In 1508, Safi is occupied by the Portuguese, by order of their king, Emmanuel the Fortunate. The city was Enlarged and fortified more and more. This occupation lasted 32 years until the Saadians besieged it and forced the Portuguese to evacuate the square in 1541. Under the Saadians, Safi has linked again to Marrakech and remains one of the most important ports in Morocco. It was, also, the seat of foreign consulates and participated in the trading relationship with Europe. The French consul, for example, had his residence in Safi and it is within its walls that the commander of Rasilly signed on behalf of Louis XIII several trade treaties between France and the “Cherifan” Empire”, In the 17th century.

During the 20th century, the importance of Safi-port increased and was subject to progressive extensions. The export of phosphates (Morocco is the largest exporter of phosphates) and the growth of the fishing fleet (leading sardine port for fishing and canning in the world in the 1950s) made this port a real source of life for the city.

Safi, the famous city of pottery, is a living and dynamic city today and offers an unforgettable experience to visitors.

Must-Visit Places In Safi:

Safi Morocco
Safi Morocco

The Kechla:

The Kechla (citadel), whose outer walls are made up of Portuguese fortifications (early 16th century), was built around 1700. We will see the patio, some rooms with old woodwork, the ramparts with their old cannons and we will admire especially, from the highest point of the fortress, the panorama on the medina, the district of R’Bat and the Ocean.

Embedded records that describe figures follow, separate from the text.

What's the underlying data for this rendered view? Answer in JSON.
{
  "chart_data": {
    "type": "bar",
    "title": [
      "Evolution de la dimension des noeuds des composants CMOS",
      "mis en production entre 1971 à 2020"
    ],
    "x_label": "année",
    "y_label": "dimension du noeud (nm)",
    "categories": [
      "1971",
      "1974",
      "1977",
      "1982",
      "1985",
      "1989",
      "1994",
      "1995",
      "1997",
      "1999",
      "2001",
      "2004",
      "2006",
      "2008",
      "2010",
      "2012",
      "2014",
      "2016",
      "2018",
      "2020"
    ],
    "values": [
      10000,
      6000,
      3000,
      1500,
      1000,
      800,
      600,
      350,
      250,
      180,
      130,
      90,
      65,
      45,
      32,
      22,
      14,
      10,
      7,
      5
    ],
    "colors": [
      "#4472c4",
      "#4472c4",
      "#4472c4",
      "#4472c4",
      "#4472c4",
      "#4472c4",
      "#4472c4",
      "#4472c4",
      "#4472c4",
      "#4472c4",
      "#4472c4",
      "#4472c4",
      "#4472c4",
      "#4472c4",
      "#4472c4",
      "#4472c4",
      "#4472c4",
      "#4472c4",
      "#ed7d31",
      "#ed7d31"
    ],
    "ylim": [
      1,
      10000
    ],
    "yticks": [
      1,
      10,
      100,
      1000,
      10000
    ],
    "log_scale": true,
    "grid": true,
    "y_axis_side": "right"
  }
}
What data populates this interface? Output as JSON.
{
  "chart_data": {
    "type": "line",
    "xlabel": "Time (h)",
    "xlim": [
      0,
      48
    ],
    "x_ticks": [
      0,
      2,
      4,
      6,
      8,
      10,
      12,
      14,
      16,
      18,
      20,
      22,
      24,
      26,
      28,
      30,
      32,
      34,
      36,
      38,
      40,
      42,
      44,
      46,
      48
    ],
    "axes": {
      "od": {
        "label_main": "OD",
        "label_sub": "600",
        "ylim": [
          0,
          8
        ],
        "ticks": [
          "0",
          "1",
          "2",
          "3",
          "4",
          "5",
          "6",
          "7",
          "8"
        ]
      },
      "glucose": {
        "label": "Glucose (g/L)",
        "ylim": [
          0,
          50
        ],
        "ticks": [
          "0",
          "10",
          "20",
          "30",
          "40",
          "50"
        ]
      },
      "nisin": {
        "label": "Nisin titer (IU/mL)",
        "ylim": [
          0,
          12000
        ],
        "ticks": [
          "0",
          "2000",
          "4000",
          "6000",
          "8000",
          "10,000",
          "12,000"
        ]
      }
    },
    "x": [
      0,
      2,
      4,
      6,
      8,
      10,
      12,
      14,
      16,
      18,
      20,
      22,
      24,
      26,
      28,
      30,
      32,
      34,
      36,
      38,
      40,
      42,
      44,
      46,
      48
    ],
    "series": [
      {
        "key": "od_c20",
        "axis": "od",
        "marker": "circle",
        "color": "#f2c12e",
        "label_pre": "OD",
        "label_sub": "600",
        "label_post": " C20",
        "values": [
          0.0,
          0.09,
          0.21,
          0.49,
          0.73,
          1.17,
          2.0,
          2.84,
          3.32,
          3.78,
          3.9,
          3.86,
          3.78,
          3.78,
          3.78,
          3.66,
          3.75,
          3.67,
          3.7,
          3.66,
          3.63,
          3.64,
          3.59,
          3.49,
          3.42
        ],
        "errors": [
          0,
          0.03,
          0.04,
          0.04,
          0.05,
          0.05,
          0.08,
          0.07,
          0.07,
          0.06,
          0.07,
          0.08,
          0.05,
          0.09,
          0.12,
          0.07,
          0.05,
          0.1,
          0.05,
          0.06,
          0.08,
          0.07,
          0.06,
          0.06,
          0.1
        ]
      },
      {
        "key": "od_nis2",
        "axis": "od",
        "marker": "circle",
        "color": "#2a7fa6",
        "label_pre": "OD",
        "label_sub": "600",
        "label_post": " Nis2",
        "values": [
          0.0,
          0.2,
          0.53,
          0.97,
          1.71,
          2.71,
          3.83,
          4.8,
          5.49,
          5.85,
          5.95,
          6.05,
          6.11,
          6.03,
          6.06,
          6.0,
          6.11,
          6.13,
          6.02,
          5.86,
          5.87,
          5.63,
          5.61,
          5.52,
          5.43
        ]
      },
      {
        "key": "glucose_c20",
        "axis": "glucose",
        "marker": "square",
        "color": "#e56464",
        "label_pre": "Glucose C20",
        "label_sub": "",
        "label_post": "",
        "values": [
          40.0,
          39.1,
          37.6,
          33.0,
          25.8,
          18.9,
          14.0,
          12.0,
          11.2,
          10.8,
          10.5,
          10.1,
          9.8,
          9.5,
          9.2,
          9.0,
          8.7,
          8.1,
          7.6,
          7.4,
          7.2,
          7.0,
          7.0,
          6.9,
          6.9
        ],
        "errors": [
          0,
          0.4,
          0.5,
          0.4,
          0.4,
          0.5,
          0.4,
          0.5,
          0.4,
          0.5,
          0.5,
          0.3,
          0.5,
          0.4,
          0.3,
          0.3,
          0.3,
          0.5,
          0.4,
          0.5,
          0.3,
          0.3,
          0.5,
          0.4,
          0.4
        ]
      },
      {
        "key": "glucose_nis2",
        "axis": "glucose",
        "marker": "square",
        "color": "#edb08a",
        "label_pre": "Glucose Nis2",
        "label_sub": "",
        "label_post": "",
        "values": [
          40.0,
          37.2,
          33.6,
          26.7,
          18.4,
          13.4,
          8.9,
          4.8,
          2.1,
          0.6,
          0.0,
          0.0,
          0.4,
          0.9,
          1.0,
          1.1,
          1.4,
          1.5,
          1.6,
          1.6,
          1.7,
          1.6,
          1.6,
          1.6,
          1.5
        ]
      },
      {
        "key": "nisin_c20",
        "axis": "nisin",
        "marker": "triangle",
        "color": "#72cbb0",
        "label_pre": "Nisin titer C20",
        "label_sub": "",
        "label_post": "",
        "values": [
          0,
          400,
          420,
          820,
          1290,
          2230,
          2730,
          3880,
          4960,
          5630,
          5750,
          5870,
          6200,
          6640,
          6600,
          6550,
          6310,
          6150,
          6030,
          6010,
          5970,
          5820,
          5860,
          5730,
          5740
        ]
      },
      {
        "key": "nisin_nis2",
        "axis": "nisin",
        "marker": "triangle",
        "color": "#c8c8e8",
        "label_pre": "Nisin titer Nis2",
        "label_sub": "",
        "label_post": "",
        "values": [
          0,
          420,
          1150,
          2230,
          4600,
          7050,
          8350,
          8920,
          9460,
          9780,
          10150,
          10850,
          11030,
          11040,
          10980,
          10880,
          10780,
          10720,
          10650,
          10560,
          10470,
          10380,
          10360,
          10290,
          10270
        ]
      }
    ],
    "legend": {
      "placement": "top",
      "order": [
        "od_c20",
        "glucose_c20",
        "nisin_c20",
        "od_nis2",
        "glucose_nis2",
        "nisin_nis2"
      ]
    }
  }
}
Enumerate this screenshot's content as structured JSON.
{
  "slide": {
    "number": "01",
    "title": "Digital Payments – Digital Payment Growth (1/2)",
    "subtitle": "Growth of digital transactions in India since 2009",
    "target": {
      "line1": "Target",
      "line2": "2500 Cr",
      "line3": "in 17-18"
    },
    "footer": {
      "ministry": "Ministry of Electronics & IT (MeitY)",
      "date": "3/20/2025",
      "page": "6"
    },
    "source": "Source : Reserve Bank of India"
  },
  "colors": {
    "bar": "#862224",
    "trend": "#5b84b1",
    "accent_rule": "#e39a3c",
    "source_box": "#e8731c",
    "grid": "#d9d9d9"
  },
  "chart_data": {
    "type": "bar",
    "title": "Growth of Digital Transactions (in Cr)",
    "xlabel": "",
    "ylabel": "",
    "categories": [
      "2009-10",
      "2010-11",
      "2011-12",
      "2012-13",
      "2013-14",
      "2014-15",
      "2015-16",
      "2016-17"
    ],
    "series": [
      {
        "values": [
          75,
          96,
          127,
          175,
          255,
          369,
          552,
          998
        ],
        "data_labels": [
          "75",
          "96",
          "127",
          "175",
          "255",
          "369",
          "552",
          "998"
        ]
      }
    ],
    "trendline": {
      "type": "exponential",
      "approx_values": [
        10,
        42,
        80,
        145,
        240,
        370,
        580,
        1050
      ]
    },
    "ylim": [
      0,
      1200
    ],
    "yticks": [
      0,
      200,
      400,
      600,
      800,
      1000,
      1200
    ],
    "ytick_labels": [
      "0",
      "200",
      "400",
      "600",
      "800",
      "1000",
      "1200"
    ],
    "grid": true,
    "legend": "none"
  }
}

Dar El Bahar (Castle Of The Sea):

A fortress built by the Portuguese around 1510 and restored in 1963. A ramp leads to a terrace still equipped with old cannons. From there, view of the city dominated by Kechla, the cliffs of the R’Bat district, the sea, and Cape Safi.

Portuguese Chapel:

This chapel, dedicated to St. Catherine, was built by the Portuguese at the beginning of the 16th century. It has a beautiful vault with a cross vault. Around the central keystone, decorated with a cartouche with the arms of Portugal, are arranged 8 medallions whose sculptures represent religious or royal emblems.

Potters’ Hill:

The pottery of Safi was always famous and unique. Thanks to the support of the service of Moroccan Arts and the coming of artists from Fez, it has regained its old vogue. You will visit the workshops of turning and decoration where the beautiful vases of Safi are elaborated before firing in primitive kilns.

Dar Sultan:

Also called the Kasbah El Alla, Dar Soltan is built at the time of the Almohads represents a very rich memory of the sea city. Today it has become a cultural temple after having served militarily in the past. the monument is so attractive and houses the National Museum of Ceramics.

Around the 18th century, the fortress was transformed into a residence seat for the Alaouite kings and princes who built a house called the “Bahia”; what explains the name Dar Es-Soltan (House of the Sultan) which is given to this fortress. Currently, the monument houses the National Museum of Ceramics.


The souks, like all the souks of Morocco, are generally full of life and their visit is attractive.

Place Of Largest Tagine Pot:

On this place of Safi, is the largest tagine pot in the world; beautiful architecture and admirable piece of art.


The two popular beaches one should visit, are Souiriya beach; a seaside with all the needed facilities, and Lalla Fatna beach; famous for surfing activity.